Roman hat sich entschieden, die Gesamtsituation doch noch unterhaltsam zu finden, er grinst, mir ist mulmig. Den Ortsnamen habe ich nicht erkennen können, wir fahren nun schon eine Weile durch vollkommen unbewohnte Berggegenden, der Rest unserer Bildungsfahrt wird sicher schon beim Treffpunkt sein und es sich am Mittagstisch bequem machen.
Der Junge spricht lautstark und lachend mit seinem Großvater, dreht sich immer wieder zu uns um und lacht uns aus, diese kleine Schlange. Ich nehme mir vor, mir das Nummernschild zu merken und bei sich hoffentlich bietender Gelegenheit Anzeige zu erstatten, sobald wir irgendwie wieder zu dem Rest unserer Gruppe stoßen werden. Der Wagen ist tiefblau, wahrscheinlich ralleyblau.
„Camel Trophy!“
Der Junge sieht uns lachend an.
Der Wagen bremst.
Das Mittagessen ist reichlich und, wie bisher immer in diesem Land, lecker. Roman grinst mich durch seine sonnenbraune Souveränität über den Tisch an. Ich grinse zurück, beiße in ein Stück Lammbraten und kaue.

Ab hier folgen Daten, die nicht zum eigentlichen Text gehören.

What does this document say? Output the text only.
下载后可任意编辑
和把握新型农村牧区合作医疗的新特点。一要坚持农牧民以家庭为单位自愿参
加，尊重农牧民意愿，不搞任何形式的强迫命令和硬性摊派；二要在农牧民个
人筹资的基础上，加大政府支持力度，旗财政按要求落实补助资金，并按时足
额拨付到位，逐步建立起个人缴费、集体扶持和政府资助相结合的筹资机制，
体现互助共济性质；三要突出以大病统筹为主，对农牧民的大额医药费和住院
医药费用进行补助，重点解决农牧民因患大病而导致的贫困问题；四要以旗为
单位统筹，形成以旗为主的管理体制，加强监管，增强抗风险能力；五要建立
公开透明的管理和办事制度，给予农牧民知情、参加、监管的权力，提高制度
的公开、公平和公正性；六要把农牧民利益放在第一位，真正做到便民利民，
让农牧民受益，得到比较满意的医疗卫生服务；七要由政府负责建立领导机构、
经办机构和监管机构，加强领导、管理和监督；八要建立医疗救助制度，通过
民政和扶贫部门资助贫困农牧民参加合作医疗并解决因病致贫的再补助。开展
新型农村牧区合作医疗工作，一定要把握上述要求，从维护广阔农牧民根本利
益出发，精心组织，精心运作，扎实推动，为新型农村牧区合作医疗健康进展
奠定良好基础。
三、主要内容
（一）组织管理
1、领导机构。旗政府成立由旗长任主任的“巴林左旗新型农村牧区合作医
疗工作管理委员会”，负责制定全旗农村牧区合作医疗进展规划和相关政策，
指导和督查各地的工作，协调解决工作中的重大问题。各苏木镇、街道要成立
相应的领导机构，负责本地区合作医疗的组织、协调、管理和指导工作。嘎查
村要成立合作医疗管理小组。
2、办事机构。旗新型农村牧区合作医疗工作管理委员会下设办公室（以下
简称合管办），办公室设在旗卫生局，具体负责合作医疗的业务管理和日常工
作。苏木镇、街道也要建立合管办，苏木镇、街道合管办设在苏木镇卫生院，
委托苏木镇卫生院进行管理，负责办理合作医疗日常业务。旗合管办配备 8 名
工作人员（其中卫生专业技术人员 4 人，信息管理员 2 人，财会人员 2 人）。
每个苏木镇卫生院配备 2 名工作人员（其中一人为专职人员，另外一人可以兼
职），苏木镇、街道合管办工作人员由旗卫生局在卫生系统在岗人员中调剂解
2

Natürlich haben die anderen unsere Geschichte nicht geglaubt, nicht sofort jedenfalls. Daß uns die beiden am Strand wieder abgesetzt haben, etwa fünfzig Meter von der Stelle entfernt, wo wir morgens mit dem Rest der Gruppe angekommen waren und den Vormittag verbracht haben. Daß wir dann eilig den Weg in den Wald erneut und diesmal zu Fuß angetreten haben, nach einer Viertelstunde das Schild sahen und diesmal abgebogen sind. Daß uns zwei offensichtlich freundliche, gastfreundliche Einheimische eine kostenlose Inselrundfahrt geschenkt haben.
Ich selber werde es erst Jahre später endgültig begreifen und eine Geschichte darüber schreiben.
Das Lamm ist köstlich, ein Siegermahl. Wir haben die Camel Trophy gewonnen.